Any ideas? How much latency is acceptable with the test case?

-Dave

[1] http://bugzilla.kernel.org/show_bug.cgi?id=12309
[2] http://marc.info/?l=linux-nfs&m=123697692631683&w=2
[3] http://bugzilla.kernel.org/show_bug.cgi?id=12309#c249


2009-03-17 22:10:35

by Peter Zijlstra

[permalink] [raw]
Subject: Re: Large write = large latency for small writes

On Tue, 2009-03-17 at 13:19 -0700, David Rees wrote:

> I have a simple test case which demonstrates the huge increase in
> write latency that occurs for small writes when a large disk
> saturating write is also in progress [3]:
>
> dd if=/dev/zero of=/tmp/bigfile bs=1M count=10000 conv=fdatasync &
> sleep 10
> time dd if=/dev/zero of=/tmp/smallfile bs=4k count=1 conv=fdatasync
>
> On a handful of systems I have access to, it took anywhere from 6-45
> seconds for the small write to complete. Others in the bug have
> reproduced this across a number of filesystems (ext3, reiserfs, ext4).
> xfs in particular seems to handle this test case better than the
> others. As do systems which can sustain high write speeds.
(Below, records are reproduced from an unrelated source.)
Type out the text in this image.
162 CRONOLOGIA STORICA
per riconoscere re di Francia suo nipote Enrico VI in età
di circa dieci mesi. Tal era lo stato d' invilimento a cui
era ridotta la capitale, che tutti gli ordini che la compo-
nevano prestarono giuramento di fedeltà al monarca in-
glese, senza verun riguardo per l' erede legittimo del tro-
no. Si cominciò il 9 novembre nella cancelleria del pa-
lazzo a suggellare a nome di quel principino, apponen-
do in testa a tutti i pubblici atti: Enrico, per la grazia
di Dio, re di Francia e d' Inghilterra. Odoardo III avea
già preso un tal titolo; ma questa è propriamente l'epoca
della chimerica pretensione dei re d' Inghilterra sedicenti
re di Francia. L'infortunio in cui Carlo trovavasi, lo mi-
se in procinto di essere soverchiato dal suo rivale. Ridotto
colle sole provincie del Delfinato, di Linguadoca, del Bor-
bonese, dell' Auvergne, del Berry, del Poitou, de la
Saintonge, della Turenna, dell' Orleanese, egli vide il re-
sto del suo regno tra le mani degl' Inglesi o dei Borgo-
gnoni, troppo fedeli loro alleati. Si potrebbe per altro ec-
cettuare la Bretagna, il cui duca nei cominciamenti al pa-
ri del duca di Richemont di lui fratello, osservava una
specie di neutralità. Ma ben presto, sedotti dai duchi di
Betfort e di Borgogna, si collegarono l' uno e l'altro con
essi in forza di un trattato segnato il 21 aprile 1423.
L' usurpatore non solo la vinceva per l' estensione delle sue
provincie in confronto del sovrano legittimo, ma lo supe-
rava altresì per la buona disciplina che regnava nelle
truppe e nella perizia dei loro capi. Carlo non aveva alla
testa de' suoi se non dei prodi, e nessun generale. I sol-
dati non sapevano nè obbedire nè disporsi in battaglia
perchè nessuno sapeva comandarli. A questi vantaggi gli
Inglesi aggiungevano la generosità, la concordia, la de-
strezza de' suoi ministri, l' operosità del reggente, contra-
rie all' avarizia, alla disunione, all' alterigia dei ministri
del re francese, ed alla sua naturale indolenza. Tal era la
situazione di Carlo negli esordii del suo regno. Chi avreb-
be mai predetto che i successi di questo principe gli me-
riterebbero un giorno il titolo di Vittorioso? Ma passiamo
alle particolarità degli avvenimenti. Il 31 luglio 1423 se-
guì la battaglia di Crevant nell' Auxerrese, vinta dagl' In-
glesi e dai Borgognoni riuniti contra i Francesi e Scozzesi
How does it fare without the fdatasync?

That is, is it the sync that's taking ages, or the ditry?

2009-03-17 22:30:19

by David Rees

[permalink] [raw]
Subject: Re: Large write = large latency for small writes

On Tue, Mar 17, 2009 at 3:09 PM, Peter Zijlstra <[email protected]> wrote:
> On Tue, 2009-03-17 at 13:19 -0700, David Rees wrote:
>> I have a simple test case which demonstrates the huge increase in
>> write latency that occurs for small writes when a large disk
>> saturating write is also in progress [3]:
>>
>> dd if=/dev/zero of=/tmp/bigfile bs=1M count=10000 conv=fdatasync &
>> sleep 10
>> time dd if=/dev/zero of=/tmp/smallfile bs=4k count=1 conv=fdatasync
>>
>> On a handful of systems I have access to, it took anywhere from 6-45
>> seconds for the small write to complete. ?Others in the bug have
>> reproduced this across a number of filesystems (ext3, reiserfs, ext4).
>> xfs in particular seems to handle this test case better than the
>> others. ?As do systems which can sustain high write speeds.
>
> How does it fare without the fdatasync?
>
> That is, is it the sync that's taking ages, or the ditry?

It's the fdatasync that takes ages. Without fdatasync the small write
finishes in an instant. In the test I just ran, it took 65 seconds
for the small write to complete with the fdatasync and 0.0001 seconds
without it. I think this is also why ext4 and xfs seem to handle the
problem a bit better than ext3/reiserfs.

Which is why I initially thought it was a NFS issue as I didn't see
too many bad delays when working directly on the server during
sustained server write load, only when working over NFS which mounts
sync by default.

-Dave